BD-1 to akronim słów „Buddy Droid”. Stig Asmussen ze studia Respawn Entertainment wyjaśnił wczoraj, że taką nazwą posługiwali się deweloperzy podczas produkcji gry, dlatego w trakcie wyboru właściwego imienia, postanowili ją po prostu skrócić. „Jedynka” prawdopodobnie oznacza, że jest to pierwszy taki model, bo faktycznie – do tej pory nie mogliśmy podziwiać takiego modelu w uniwersum Gwiezdnych wojen. Mały i sympatyczny robocik jest oczywiście kanoniczny, podobnie jak i cała gra Star Wars Jedi: Upadły zakon.

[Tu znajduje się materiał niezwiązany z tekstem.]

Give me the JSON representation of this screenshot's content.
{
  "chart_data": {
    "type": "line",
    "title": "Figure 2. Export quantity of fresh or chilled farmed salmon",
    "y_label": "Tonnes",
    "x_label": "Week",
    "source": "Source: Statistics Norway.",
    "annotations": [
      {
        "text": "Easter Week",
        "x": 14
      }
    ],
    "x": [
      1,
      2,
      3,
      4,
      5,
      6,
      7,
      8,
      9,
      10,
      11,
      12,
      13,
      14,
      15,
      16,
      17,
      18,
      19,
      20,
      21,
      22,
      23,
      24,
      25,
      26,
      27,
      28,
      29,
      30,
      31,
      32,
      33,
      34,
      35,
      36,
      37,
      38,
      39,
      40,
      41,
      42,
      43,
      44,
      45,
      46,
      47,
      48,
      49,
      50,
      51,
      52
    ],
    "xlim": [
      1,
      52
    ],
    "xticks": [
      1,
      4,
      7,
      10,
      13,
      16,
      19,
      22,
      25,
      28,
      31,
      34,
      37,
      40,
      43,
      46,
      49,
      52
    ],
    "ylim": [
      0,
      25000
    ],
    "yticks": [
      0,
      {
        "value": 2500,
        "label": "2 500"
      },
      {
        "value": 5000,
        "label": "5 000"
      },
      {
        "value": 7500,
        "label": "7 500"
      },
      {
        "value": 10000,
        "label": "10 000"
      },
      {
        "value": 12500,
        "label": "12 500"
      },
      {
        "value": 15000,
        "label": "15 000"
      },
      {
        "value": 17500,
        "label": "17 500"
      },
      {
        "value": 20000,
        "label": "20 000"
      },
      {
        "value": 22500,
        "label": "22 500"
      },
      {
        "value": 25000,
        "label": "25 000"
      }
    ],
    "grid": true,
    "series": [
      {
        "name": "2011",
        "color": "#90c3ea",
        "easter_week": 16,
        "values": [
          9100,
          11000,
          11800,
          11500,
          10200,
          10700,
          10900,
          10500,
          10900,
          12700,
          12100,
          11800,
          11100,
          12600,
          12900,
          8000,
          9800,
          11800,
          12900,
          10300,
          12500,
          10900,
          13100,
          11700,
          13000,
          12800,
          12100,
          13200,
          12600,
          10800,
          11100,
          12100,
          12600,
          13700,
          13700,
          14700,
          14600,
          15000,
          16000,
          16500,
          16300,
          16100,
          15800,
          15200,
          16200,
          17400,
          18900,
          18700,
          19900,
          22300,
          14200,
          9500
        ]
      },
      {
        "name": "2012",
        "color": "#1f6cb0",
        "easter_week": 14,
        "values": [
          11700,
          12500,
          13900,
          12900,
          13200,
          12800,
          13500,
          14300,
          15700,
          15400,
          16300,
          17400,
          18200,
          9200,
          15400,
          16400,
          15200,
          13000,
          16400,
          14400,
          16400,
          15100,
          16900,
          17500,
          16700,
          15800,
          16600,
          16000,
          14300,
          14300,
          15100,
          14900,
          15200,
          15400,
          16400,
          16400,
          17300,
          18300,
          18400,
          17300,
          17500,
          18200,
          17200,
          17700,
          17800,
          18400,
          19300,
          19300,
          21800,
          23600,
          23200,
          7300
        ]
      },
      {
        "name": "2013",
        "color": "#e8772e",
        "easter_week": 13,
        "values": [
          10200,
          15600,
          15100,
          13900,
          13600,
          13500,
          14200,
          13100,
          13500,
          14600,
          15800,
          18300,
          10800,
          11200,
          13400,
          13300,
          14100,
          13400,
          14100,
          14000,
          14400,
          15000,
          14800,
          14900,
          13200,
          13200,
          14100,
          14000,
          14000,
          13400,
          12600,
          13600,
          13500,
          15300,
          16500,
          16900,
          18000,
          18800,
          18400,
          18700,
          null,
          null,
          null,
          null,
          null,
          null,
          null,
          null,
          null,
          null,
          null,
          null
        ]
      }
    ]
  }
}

Droid pełni też inne użyteczne funkcje. Potrafi uruchomić latarkę, kiedy otoczenie spowiją ciemności, posiada tryb skanowania, dzięki któremu Cal jest w stanie poszerzać informacje o interesujących go obiektach, a także wyrzuca z siebie na życzenie zasobniki z energią życiową, które leczą jego właściciela. Ciekawy detal dotyczy antenek znajdujących się po obu stronach robota. Deweloperzy wyjaśnili, że imitują one uszy psów i w praktyce działają w identyczny sposób. BD-1 potrafi postawić antenki do góry, kiedy usłyszy jakiś hałas i opuścić je, gdy się czegoś boi.

Tworzenie BD-1 zajęło ponad dwa lata, deweloperzy ze studia Respawn Entertainment ściśle współpracowali nad nim z pracownikami firmy Lucasfilm. Pomysł z antenkami nie wziął się z księżyca, bo Asmussen przyznał, że inspiracją do jego powstania był jeden z najpopularniejszych komiksów w historii, czyli Fistaszki. Droid jest tak naprawdę hybrydą osobowości ptaka Woodstocka i psa Snoopy’ego, którzy są bohaterami wspomnianych wyżej historyjek obrazkowych. Początkowo zamierzano „wyposażyć” robota w kwestie dialogowe, ale ostatecznie zdecydowano, że będzie on porozumiewał się z Calem za pomocą pisków, podobnie jak w filmowych Gwiezdnych wojnach robił to słynny R2-D2.
Odgłosy robota przygotował Ben Burtt, postać dla kosmicznej sagi kultowa. Amerykański inżynier dźwięku, który został nagrodzony już czterema Oscarami, opracował lata temu wiele kultowych dźwięków, które dziś nieodłącznie kojarzą nam się z Gwiezdnymi wojnami. Piski R2-D2 to właśnie jego dzieło, podobnie jak charakterystyczny szum wydawany podczas machania mieczem świetlnym. Burtt jest też autorem oddechu Dartha Vadera. Amerykanin nagrał go w latach siedemdziesiątych samodzielnie, używając do tego celu automatu oddechowego wchodzącego w skład typowego akwalungu.
Jak widać, o BD-1 dowiedzieliśmy się wczoraj całkiem sporo. Kiedy gra w listopadzie ukaże się na rynku, chętnie sprawdzimy antenki droida, bo z punktu widzenia Ciekawostek właśnie ten aspekt zapowiada się najbardziej interesująco.